В июне, когда Керенский стал военным министром, он подготовил наступление на Восточном фронте. По поручению партии большевиков я формулировал на Съезде Советов письменное заявление, в котором наступление объявлялось величайшим преступлением против народа и революции.

3-5 июля 1917 г. рабочие и солдаты Петербурга выступили с оружием в руках на улицы, требуя перехода власти в руки Советов. В ответ на это движение Временное правительство возбудило обвинение против вождей большевистской партии на основании статей 51, 100 и 106 Уголовного уложения. Постановление судебных властей (прокурора Каринского, судебного следователя Александрова) гласило в отношении большевиков: «…являясь русскими гражданами, по предварительному между собой и другими лицами уговору, в целях способствования находящимся с Россией государствам во враждебных против неё действиях, вошли с агентами названных государств в соглашение содействовать дезорганизации русской армии и тыла для ослабления боевой способности армии. Для чего на полученные от этих государств денежные средства организовали пропаганду среди населения и войск с призывом к немедленному отказу от военных против неприятеля действий, а также в тех же целях в период времени с 3—5 июля 1917 г. организовали в Петрограде вооруженное восстание».

Первоначально постановлено было подвергнуть аресту: Ленина, Зиновьева. Коллонтай, Ганецкого, Козловского, Семашко, Сахарова, Раскольникова, Рошаля, Гельфанда (Парвуса) и Суменсон. 23 июля по этому же обвинению были арестованы Троцкий и Луначарский.

Судебный следователь Александров предъявил мне то же обвинение, что и вышеименованным членам партии, включив мое дело в общее следствие. Ленин скрывался от преследований Керенского с 6 июля до Октябрьского переворота, т.е. в течение почти четырех месяцев. Я оставался в тюрьме с 23 июля по 4 сентября, когда, в момент наступления Корнилова на Петербург, я был выпущен под денежный залог, внесенный профессиональными союзами. Обвинение с меня не было снято, как и с других большевиков.

В своих Мемуарах, изданных Рейснером, Керенский целиком поддерживает приведенное выше обвинение в отношении всех большевистских вождей. Утверждение противной стороны, будто я лично Керенским не назван, ложно. На самом деле на странице 309 Мемуаров Керенский прямо называет мое имя, как обвиняемого по тому же делу о государственной измене. Если это обвинение, инициативу которого Керенский приписывает себе (стр. 308-309), ставилось серьезно, — а могло ли оно ставиться иначе? — то целью его могло быть только физическое уничтожение вождей большевистской партии. Никакого другого приговора, кроме смертной казни, нельзя себе представить в отношении людей, повинных в том, что они во время войны вступили в тайную связь с правительством враждебного государства, и на его деньги, по его указаниям и в его интересах вызывали восстания внутри страны.
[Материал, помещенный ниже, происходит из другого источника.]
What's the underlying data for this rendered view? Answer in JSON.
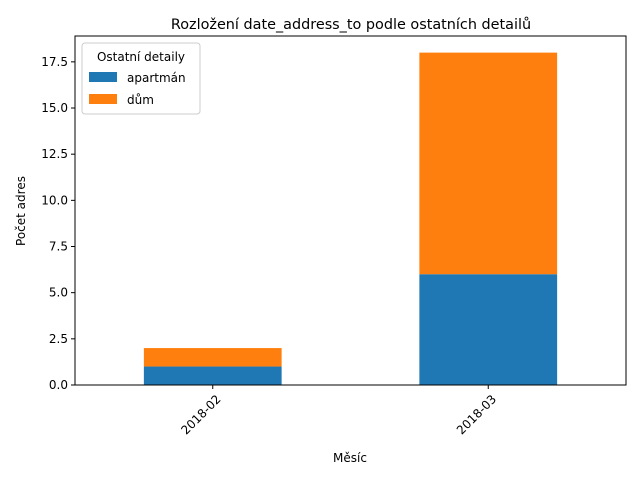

Октябрьский переворот, низвергший правительство, во главе которого стоял Керенский, был произведен Военно-Революционным комитетом, председателем которого я состоял. Правительство Керенского было арестовано. Сам Керенский бежал на фронт, где ему удалось двинуть против Петрограда несколько кавалерийских частей под командой известного монархиста генерала Краснова. Между казаками Керенского-Краснова и революционными отрядами, отправленными Лениным и мною для обороны подступов к столице, произошло сражение у Пулково, под Петроградом. Жертвы были с обеих сторон. Казаки были отброшены и сложили оружие. Керенский бежал. Радиограммой, написанной в штабе пулковского революционного отряда, я известил через царскосельскую радиостанцию правительства и народы других стран об окончательной ликвидации правительства Керенского.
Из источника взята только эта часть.